同年代という事もあるが何より、ハルカの剣士としての資質と腕前から自分に指南して欲しいと頼み込んだという経緯もある。
フードの男はその事について良い兆候だと判断し、過ごしていた。彼らが村に滞在するようになって暫くが経つ。
勇者ハルカがこの村での滞在を希望したためであったのだが、それは男がいった滞在しているからこそわかる事がある。という言葉に触発された事であった。
男からすれば、元々エーファはくっついてきただけであるので、勇者一行にくっ付いて移動してもらえればとても身が軽くなる思いだと感じている。
イーナと呼ばれる魔術師も最初の方は文句を言っていたが今では村の現状を知り、それを歯がゆくも思っている節がある。イーナは魔術師だ。だからこそ、この村人達の魔術師としての素質に嫉妬しながらもその才能を生かす事を制限されている現実に対して同情と憤りを感じていたのであった。
イーナ一人ではどうすることもできない歴史というものの重みをイーナは人生で初めて体感していたのであった。
その事を理解していくうちに、村人ともそれなりの付き合いができるようになっている。それはイーナという個の成長にも繋がっていた。男は未だ、この村に滞在している。
今後の事で勇者一行に頼みごとを託したかったためであるが、エーファがもう少し仲良くなってから切り出そうと考えている。

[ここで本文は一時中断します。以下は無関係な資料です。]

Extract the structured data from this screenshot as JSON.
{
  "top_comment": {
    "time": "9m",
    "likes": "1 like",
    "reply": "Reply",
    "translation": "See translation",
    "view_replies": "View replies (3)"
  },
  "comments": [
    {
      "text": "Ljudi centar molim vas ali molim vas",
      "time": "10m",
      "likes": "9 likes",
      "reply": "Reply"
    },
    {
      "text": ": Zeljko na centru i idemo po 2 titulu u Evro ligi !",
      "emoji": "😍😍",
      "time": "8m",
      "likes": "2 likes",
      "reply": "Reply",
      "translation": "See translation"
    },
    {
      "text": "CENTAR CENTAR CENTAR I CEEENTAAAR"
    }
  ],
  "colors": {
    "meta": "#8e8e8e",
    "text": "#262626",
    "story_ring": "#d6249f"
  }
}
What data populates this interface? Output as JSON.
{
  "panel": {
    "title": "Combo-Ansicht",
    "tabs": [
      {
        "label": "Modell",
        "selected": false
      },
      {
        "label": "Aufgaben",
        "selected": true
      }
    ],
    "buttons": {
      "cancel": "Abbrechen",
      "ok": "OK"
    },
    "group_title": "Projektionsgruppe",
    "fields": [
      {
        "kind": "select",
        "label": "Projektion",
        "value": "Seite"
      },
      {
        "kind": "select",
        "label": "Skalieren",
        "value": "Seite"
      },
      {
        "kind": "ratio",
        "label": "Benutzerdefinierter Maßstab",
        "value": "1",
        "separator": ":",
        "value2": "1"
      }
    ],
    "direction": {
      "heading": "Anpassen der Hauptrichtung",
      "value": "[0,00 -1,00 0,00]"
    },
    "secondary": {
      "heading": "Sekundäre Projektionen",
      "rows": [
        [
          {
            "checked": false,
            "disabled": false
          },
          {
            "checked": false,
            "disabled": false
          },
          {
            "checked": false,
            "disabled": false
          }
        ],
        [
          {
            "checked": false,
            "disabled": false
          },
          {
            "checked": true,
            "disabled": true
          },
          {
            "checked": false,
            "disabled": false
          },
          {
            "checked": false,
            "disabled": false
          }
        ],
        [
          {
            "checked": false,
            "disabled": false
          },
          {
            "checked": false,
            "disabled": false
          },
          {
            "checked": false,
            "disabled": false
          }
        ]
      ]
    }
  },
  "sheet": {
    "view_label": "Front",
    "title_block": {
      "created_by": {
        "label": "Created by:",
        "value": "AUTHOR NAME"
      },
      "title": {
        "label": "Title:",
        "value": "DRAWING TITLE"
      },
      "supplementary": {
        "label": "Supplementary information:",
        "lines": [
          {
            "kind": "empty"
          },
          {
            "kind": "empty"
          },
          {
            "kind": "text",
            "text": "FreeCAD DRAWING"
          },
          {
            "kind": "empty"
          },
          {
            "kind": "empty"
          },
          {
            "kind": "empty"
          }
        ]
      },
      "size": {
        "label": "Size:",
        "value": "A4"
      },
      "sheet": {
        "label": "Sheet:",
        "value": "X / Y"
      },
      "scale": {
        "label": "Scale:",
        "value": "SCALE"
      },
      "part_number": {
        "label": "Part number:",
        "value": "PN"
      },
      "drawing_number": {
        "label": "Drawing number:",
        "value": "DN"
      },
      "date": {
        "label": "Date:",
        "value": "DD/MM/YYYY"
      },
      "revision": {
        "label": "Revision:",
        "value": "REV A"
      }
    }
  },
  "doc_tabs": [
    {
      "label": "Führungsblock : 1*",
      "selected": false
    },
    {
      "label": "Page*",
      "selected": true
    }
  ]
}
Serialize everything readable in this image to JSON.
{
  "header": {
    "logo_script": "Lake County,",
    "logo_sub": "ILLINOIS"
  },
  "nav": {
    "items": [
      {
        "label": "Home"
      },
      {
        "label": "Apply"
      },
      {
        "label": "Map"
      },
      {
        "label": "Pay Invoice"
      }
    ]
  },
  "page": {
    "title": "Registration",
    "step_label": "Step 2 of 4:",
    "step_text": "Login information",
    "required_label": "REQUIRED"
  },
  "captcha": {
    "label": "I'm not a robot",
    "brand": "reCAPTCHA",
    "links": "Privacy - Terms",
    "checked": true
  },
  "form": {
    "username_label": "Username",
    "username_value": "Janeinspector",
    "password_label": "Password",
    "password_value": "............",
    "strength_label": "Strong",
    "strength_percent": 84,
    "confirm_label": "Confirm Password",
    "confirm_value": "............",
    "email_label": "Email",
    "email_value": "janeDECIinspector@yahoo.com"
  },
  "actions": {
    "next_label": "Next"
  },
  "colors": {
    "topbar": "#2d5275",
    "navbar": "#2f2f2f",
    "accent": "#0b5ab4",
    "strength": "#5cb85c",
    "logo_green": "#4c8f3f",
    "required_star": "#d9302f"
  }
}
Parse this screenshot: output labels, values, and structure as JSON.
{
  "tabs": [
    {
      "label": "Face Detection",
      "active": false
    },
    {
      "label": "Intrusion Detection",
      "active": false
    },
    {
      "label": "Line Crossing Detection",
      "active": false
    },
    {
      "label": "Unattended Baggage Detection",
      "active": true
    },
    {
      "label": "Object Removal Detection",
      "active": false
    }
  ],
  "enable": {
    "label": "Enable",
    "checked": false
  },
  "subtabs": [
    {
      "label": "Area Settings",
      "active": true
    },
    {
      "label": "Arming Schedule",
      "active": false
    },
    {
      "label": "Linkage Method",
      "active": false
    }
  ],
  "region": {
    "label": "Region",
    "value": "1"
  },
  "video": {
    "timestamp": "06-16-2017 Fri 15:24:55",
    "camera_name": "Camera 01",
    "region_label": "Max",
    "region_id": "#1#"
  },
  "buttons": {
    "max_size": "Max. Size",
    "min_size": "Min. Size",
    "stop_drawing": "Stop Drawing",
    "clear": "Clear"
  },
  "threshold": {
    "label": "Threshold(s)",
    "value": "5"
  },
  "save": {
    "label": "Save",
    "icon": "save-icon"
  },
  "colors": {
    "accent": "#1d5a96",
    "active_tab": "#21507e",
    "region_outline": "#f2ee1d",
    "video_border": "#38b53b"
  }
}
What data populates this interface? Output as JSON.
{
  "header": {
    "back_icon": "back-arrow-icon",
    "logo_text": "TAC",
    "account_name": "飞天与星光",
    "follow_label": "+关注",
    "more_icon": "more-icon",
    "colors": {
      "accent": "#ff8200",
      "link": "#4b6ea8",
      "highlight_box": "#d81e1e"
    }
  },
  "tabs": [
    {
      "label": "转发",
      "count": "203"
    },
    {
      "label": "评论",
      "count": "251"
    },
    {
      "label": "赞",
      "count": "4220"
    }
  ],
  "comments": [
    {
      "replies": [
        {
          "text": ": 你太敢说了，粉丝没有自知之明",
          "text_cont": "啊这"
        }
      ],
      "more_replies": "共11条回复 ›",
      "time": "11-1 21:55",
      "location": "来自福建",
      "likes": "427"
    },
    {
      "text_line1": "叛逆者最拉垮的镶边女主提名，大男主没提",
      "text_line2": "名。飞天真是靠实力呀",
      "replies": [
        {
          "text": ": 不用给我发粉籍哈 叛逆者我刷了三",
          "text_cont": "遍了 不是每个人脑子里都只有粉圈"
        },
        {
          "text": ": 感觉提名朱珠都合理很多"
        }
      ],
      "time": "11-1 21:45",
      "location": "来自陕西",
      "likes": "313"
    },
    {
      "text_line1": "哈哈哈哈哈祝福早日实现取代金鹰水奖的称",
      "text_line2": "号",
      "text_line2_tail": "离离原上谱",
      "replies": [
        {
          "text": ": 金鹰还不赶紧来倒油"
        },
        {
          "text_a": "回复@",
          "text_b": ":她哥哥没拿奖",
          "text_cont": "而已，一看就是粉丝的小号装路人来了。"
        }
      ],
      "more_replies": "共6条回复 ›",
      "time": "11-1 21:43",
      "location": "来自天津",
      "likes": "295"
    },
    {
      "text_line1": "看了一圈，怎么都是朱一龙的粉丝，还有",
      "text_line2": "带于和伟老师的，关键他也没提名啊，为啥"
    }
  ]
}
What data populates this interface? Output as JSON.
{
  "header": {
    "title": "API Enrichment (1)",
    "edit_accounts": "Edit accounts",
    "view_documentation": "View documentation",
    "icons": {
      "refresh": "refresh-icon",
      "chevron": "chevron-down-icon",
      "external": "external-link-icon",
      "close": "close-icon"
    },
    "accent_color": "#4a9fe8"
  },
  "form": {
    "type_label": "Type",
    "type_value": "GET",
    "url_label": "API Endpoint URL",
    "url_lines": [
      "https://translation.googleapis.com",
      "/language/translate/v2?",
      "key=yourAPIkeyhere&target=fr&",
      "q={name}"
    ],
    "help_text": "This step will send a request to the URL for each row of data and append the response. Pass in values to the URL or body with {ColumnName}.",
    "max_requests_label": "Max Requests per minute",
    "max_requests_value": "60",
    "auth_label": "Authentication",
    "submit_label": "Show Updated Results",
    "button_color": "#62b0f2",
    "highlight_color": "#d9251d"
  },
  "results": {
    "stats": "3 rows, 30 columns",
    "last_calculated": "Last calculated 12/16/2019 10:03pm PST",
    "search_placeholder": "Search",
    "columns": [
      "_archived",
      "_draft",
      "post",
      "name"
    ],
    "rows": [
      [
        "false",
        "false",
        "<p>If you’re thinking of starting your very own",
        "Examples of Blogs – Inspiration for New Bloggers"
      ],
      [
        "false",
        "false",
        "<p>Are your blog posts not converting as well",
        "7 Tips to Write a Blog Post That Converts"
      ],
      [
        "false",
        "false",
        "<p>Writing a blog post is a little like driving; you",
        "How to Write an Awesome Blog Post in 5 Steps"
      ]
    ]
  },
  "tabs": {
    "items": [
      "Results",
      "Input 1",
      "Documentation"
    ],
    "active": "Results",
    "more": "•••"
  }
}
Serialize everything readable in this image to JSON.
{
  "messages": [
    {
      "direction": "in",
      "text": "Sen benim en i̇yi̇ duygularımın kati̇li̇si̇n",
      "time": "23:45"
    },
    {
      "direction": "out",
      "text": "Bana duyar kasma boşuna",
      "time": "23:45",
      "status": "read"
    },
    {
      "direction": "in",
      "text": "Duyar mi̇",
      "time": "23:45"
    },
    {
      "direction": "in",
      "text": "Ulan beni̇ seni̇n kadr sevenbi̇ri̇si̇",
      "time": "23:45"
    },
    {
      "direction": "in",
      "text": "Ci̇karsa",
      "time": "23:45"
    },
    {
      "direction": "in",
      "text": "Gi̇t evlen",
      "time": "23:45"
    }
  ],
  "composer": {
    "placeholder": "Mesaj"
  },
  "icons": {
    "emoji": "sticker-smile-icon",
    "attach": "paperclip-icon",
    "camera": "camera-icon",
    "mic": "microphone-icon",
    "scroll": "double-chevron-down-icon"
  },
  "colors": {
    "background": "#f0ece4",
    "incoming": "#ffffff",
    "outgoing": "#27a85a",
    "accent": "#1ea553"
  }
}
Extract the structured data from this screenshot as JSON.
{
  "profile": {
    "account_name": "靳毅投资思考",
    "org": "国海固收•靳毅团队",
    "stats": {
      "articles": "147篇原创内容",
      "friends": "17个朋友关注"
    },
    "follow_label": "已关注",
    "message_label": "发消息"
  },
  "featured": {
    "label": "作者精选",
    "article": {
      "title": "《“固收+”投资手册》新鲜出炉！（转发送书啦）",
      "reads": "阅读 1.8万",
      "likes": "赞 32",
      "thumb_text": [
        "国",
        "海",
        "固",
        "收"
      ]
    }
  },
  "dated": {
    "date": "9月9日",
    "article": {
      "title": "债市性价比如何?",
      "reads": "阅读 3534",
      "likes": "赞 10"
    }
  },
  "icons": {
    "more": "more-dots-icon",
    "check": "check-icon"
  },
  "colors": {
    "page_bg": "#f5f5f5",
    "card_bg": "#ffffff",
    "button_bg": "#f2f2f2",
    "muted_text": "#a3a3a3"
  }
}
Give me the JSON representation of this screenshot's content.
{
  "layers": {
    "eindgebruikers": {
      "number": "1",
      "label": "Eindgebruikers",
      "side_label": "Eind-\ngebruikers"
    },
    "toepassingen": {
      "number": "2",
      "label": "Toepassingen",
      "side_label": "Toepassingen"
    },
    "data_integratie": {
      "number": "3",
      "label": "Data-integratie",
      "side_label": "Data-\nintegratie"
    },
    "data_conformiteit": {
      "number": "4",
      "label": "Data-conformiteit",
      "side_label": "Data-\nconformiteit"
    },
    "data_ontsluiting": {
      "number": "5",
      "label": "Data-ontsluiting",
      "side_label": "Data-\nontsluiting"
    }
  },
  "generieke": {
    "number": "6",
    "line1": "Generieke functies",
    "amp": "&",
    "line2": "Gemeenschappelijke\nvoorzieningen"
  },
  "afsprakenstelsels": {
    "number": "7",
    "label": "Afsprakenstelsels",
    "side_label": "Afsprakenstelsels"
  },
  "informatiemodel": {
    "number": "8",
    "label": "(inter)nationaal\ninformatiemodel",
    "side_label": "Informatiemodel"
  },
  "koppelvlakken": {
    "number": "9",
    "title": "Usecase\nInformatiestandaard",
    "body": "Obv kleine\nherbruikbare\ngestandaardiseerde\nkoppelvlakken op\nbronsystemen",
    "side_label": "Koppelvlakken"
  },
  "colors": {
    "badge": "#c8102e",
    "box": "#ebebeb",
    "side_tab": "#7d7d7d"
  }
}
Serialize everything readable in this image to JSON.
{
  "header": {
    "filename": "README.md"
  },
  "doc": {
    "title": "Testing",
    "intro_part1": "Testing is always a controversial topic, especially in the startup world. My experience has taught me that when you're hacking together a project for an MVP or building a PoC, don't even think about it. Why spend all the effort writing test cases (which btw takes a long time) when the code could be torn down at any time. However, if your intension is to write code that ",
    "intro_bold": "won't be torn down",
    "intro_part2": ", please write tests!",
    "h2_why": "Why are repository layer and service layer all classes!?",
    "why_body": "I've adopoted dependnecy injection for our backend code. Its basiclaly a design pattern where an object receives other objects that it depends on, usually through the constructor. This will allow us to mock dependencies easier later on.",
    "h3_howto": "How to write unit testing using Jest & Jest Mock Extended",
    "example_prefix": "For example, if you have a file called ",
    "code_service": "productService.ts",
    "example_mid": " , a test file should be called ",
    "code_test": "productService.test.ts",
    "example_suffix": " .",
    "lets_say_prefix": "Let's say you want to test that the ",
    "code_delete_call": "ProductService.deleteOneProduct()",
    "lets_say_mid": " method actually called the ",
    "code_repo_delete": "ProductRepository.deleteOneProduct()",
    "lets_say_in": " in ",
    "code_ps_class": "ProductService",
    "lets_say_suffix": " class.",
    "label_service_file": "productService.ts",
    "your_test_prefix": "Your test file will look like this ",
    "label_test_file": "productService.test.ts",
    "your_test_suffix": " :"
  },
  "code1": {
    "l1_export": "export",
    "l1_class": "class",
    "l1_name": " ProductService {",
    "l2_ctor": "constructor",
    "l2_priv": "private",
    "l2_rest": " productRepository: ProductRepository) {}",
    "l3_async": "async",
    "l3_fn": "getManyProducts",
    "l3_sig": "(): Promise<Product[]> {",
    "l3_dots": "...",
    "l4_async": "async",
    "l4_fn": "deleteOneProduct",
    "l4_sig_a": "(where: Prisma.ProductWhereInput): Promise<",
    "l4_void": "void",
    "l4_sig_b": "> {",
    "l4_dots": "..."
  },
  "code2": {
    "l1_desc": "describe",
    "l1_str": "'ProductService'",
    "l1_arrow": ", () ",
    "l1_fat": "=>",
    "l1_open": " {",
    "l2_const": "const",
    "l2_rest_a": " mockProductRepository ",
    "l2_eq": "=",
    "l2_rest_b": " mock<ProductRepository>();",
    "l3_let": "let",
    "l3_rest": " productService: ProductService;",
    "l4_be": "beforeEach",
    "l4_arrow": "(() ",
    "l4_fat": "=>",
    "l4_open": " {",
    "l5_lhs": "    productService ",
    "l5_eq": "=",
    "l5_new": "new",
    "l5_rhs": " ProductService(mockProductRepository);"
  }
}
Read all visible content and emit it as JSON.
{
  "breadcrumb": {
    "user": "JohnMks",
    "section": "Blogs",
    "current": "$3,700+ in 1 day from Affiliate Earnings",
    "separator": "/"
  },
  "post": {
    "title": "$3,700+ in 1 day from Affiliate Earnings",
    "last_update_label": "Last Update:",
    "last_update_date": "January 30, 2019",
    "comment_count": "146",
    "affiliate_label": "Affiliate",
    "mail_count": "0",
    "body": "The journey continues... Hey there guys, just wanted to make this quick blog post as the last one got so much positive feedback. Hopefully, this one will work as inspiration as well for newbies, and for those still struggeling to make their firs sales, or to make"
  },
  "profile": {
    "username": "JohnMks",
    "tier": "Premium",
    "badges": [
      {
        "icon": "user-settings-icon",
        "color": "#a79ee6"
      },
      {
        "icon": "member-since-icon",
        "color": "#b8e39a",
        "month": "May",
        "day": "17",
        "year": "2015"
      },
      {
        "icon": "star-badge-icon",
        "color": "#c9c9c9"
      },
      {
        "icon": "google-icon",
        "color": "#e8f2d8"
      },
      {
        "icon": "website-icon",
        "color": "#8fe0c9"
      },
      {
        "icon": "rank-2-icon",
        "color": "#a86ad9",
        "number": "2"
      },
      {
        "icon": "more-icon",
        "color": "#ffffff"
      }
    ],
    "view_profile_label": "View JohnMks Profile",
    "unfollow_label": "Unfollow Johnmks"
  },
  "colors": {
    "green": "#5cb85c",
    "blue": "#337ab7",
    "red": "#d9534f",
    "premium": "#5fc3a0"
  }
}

それは中途半端な付き合いではエーファが勇者一行と同行しない可能性も勇者が断る可能性もあるためであった。
勇者達はここに滞在しながらも森に入り、狩猟をし、時には魔物と戦い技術と経験を積み重ねていく日々を送っている。
暢気なものだ。男はそう思いながらも、ハルカ自身が召喚された人間である事から、ここで経験を積ませたいというのがイーナとアレンという弓使いの目論見だろうと感じていた。
男は興味本位でハルカ達の戦いを観察する機会を何度か得ている。
それは男が尾行しながら観察したのもあれば連れて行かれて直に見たときも含まれている。その中で、ハルカに対する感想といえば、素直に暴れさせられているであった。
力も魔力も申し分ないと言わざるを得ない能力を持っている事は確かであり、この森もハンターやギルドランクの低い人間が立ち入れば容易に殺され食い物に成り果てる場所である。
その森でハルカは殆どの実戦経験なしにして対等に戦えている。それは恐らく、付与魔法による能力の底上げが成されているからであると男は推察している。
感染型魔法の一つで、付与魔法は無い物を授ける事が出来る。それは一時的なものが一般的ではあるが、半永久的に与える事も可能である。
それに対する代償も大きいものとなるが、そこは召喚魔法という大規模な術式とイーナ含め複数の魔術師の高濃度な魔力を対価にしているのだろうと男は予想している。
それが未だ身体に馴染んでいないのだろう。身体は付いていけるが頭がついていかないのだ。
思い通りに動く体が返って動きにくそうにしているのは滑稽であるが、十分に見るものに、味方に対しては資質の有無と羨望を。敵には恐怖と僅かな希望を与える事だろう。
今なら殺せる。そう敵に思わせるには十分な動きだった。その事が男にとって不安材料である。
勇者などとという格好の士気を上げる道具でもあり、殺せば下げる事もできる危うい立場の存在だ。
もし、魔王。いや、魔族の中で知能の高い者が動いていたのならどうなる事やら。そう思いながら、男は巻き込まれない事を切に願っていた。